The red fox is dog-like in appearance with a long, pointed muzzle and a long, bushy tail. The color of the fur on its back is a dark, reddish yellow. The tail is reddish yellow, but also mixed with black and tipped in white.

The gray fox is similar to the red fox, but is gray in appearance and has a slightly smaller build. Both species of foxes grow to be 35 to 44 inches in length. The red fox is generally heavier than the gray fox and can reach a weight of 31 pounds. Red foxes prefer open country with moderate cover. Gray foxes prefer dense cover such as thickets and forests.

Foxes are mainly nocturnal animals. They are most active in the early morning hours and during the early hours of darkness. They are very fast animals and usually catch their prey by outrunnng them. The fox has a very keen sense of sight, hearing and smell. Being predators, they use their senses to stalk their prey with stealth and patience.

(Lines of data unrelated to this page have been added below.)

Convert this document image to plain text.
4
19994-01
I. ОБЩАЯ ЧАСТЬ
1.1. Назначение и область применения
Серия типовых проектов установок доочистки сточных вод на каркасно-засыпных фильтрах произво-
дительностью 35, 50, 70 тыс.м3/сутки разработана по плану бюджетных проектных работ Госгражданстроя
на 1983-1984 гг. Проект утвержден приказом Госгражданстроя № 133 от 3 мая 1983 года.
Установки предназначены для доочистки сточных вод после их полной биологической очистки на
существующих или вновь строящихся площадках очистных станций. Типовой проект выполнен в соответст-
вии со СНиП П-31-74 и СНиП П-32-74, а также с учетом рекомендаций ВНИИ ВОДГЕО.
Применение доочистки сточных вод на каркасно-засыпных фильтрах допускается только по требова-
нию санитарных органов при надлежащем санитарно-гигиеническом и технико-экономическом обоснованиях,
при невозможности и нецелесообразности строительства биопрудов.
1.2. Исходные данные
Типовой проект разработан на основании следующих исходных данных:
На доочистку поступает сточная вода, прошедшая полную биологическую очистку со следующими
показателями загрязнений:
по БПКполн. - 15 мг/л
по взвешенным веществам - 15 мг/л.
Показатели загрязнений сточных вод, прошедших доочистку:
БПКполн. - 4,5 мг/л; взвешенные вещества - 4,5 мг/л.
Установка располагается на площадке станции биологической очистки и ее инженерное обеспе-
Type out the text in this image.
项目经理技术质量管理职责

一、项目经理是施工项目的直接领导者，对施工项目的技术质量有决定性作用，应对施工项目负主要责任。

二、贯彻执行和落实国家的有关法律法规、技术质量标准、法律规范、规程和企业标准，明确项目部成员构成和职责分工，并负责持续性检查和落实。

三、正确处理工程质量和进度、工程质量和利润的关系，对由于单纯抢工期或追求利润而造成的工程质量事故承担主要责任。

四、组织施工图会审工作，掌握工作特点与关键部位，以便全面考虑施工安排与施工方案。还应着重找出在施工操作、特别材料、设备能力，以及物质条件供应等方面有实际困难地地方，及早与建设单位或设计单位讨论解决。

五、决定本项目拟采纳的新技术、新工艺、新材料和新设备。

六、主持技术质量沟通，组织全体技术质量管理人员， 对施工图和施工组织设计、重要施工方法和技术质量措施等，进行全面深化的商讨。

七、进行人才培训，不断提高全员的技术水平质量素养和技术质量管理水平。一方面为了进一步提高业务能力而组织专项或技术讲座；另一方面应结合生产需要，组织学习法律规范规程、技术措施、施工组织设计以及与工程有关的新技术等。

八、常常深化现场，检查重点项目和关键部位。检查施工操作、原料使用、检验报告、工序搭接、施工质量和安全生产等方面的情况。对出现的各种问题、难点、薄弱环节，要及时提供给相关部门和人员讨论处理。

Foxes are usually wary of humans and live in ground burrows, wood piles, rocky outcroppings and hollow trees.

The fox is a carnivore and usually preys upon rabbits, mice, birds, eggs and insects. They can occasionally feed on fawns, pigs, lambs and poultry.

Signs

Sometimes the only detectable sign of the presence of a fox is its footprint. Because they are so fast and wary of humans, they are seldom seen.

Foxes usually either bury their prey or remove it from where it was killed. The damage done by a fox is often difficult to assess. Foxes are especially harmful to poultry production because they usually only take one victim at a time and usually take the dead carcass away with them. Consequently, those who have experienced damage caused by a fox might not notice the loss until many raids have taken place.

Trapping Tips

Whole animal carcasses such as chickens or rabbits make good bait for foxes. Commercial fox lure can add to the effectiveness of a cage trap.

Cage traps for a fox should be thoroughly concealed and must be handled with gloved hands. Special care should be taken so as not to leave human scent in the area where the cage trap is set.

A good way to attract foxes to a trap is by taking advantage of their natural curiosity about hidden food. Dig a hole about 6 inches in diameter and around 10 inches deep. Bury slightly spoiled meat in the hole, being certain to leave a little bit exposed. Add a bit of commercial fox lure or bait to the hole. Place the cage trap over the hole so that the rear of the trap covers the actual hole itself. With this arrangement, the fox will have to walk into the trap to get a look at the hole.